No Bad Blood In Kangaroos
Australian captain Cameron Smith says his Kangaroos side will have no problems coming together after a State of Origin series marred with bad blood.
The Kangaroos' squad will be picked at the end of the 2016 NRL season as they prepare for the Four Nations tournament to be held in England over October and November.
This will be an ideal warm-up for Australia as they continue their preparations for the 2017 Rugby League World Cup.
There is a fear that the Kangaroos players may struggle to unite, with tensions at an all-time high between Queensland and New South Wales after the Blues performed their lap of honour during Maroons skipper Cameron Smith's victory speech at the end of Origin III.
But Smith insists that Origin rivalries will have no place in the Australian side, and the 33-year-old says if anyone can't put their state rivalries aside then they don't deserve to represent their country.
"I've been playing for the Kangaroos since 2006 and I've never had any issues with Queenslanders and New South Welshmen uniting when they come into the Kangaroos' squad," Smith said.
"At the end of the day, we're representing Australia. All club hats and state hats are left at the door when you come into the national team.
"That's how it will be at the end of this year and that's how it'll be for the World Cup as well.
"Anyone that struggles with leaving that stuff at the door when they've been called up to play for Australia probably shouldn't be playing for the Kangaroos."

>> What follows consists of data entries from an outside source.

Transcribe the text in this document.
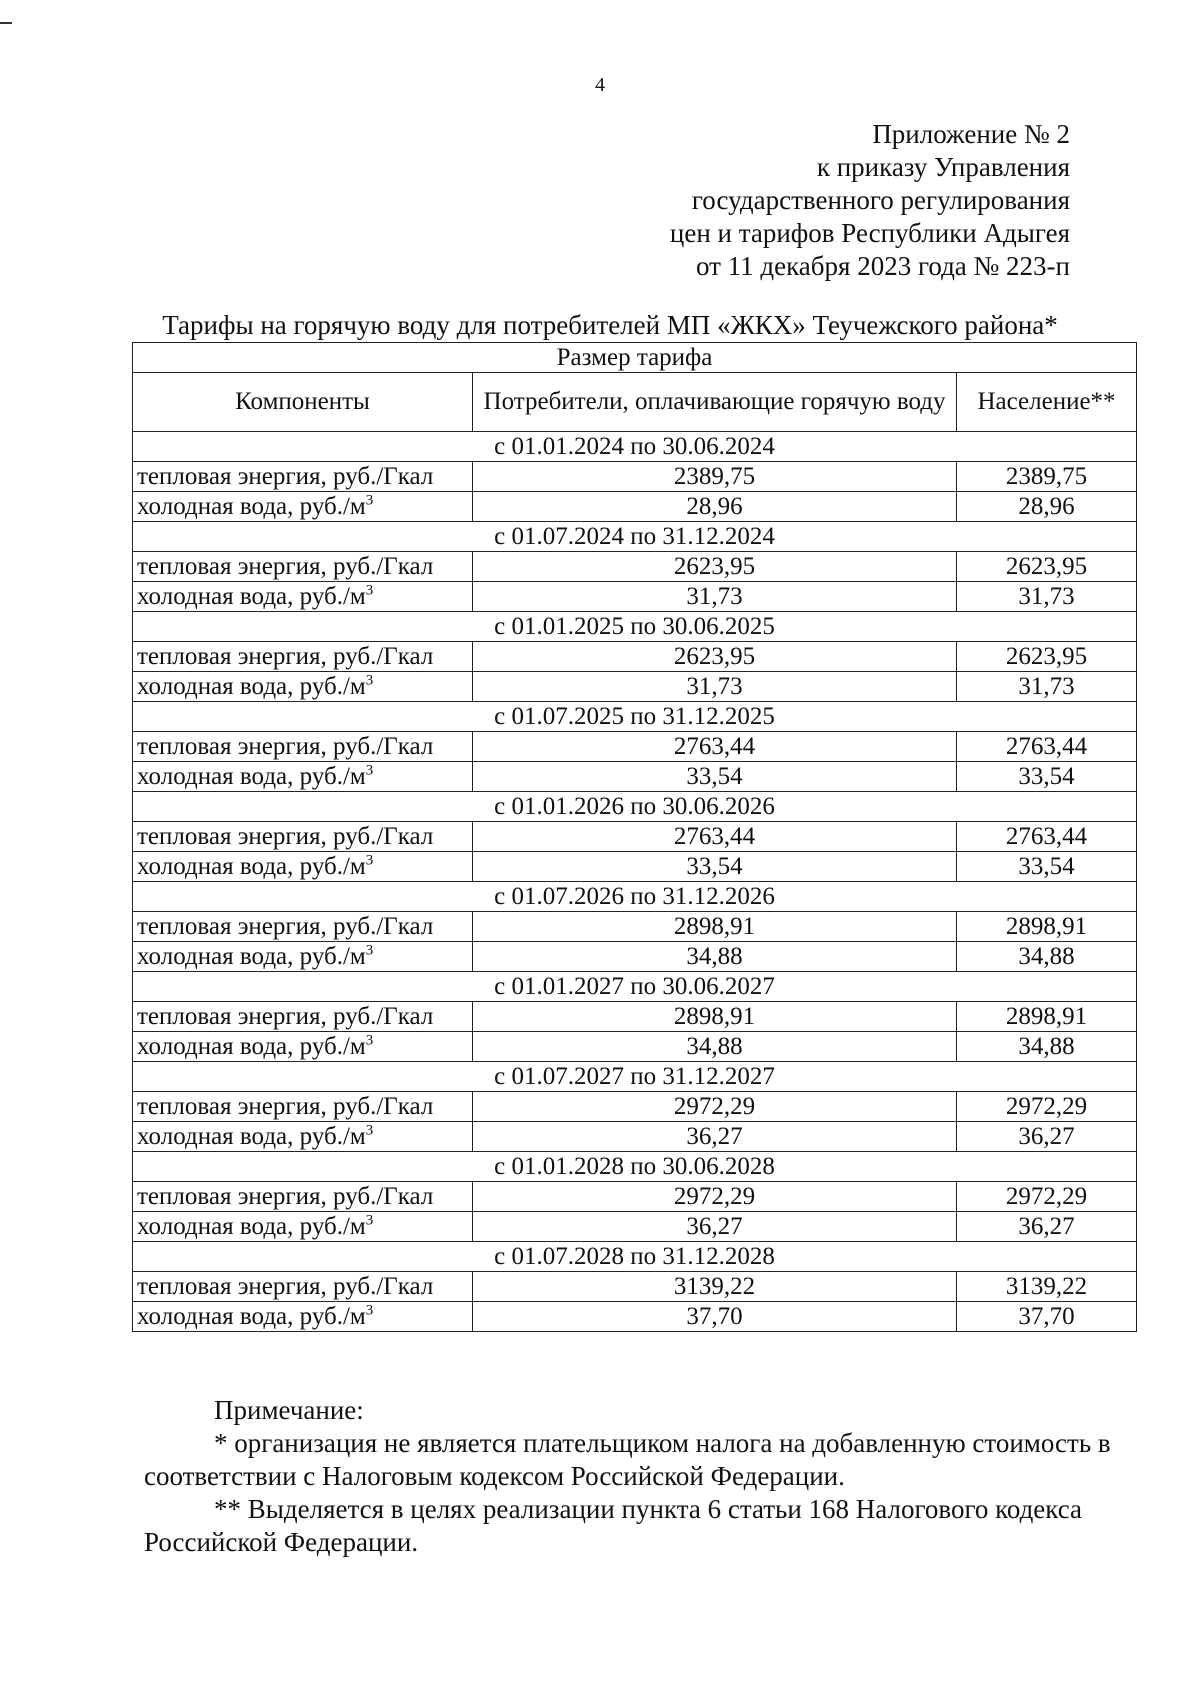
4
Приложение № 2
к приказу Управления
государственного регулирования
цен и тарифов Республики Адыгея
от 11 декабря 2023 года № 223-п
Тарифы на горячую воду для потребителей МП «ЖКХ» Теучежского района*
Размер тарифа		
Компоненты	Потребители, оплачивающие горячую воду	Население**
с 01.01.2024 по 30.06.2024		
тепловая энергия, руб./Гкал	2389,75	2389,75
холодная вода, $руб./м^3$	28,96	28,96
с 01.07.2024 по 31.12.2024		
тепловая энергия, руб./Гкал	2623,95	2623,95
холодная вода, $руб./м^3$	31,73	31,73
с 01.01.2025 по 30.06.2025		
тепловая энергия, руб./Гкал	2623,95	2623,95
холодная вода, $руб./м^3$	31,73	31,73
с 01.07.2025 по 31.12.2025		
тепловая энергия, руб./Гкал	2763,44	2763,44
холодная вода, $руб./м^3$	33,54	33,54
с 01.01.2026 по 30.06.2026		
тепловая энергия, руб./Гкал	2763,44	2763,44
холодная вода, $руб./м^3$	33,54	33,54
с 01.07.2026 по 31.12.2026		
тепловая энергия, руб./Гкал	2898,91	2898,91
холодная вода, $руб./м^3$	34,88	34,88
с 01.01.2027 по 30.06.2027		
тепловая энергия, руб./Гкал	2898,91	2898,91
холодная вода, $руб./м^3$	34,88	34,88
с 01.07.2027 по 31.12.2027		
тепловая энергия, руб./Гкал	2972,29	2972,29
холодная вода, $руб./м^3$	36,27	36,27
с 01.01.2028 по 30.06.2028		
тепловая энергия, руб./Гкал	2972,29	2972,29
холодная вода, $руб./м^3$	36,27	36,27
с 01.07.2028 по 31.12.2028		
тепловая энергия, руб./Гкал	3139,22	3139,22
холодная вода, $руб./м^3$	37,70	37,70
Примечание:
* организация не является плательщиком налога на добавленную стоимость в соответствии с Налоговым кодексом Российской Федерации.
** Выделяется в целях реализации пункта 6 статьи 168 Налогового кодекса Российской Федерации.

Australia Coach Mal Meninga echoed Smith's thoughts, playing down the perceived tensions.
Meninga, a veteran of 46 Tests, says the Kangaroos have never struggled to unite as a team, and the former Australian captain believes it will be no different when they come together at the end of the year.
"It won't be hard to unite the players," Meninga said.
"I've mentioned it in the past that I've never had any experiences in the Australian jersey where players haven't come together.
"I've been there before. Origin is all about passion and that dislike for the other jersey.
"That's what makes it so unique and special, and that's why it's one of the biggest sporting events in Australia.
"The players will move on and do their best for their club side until their club gets knocked out of the competition or wins a grand final.
"After that comes the national side and I don't anticipate any problems whatsoever."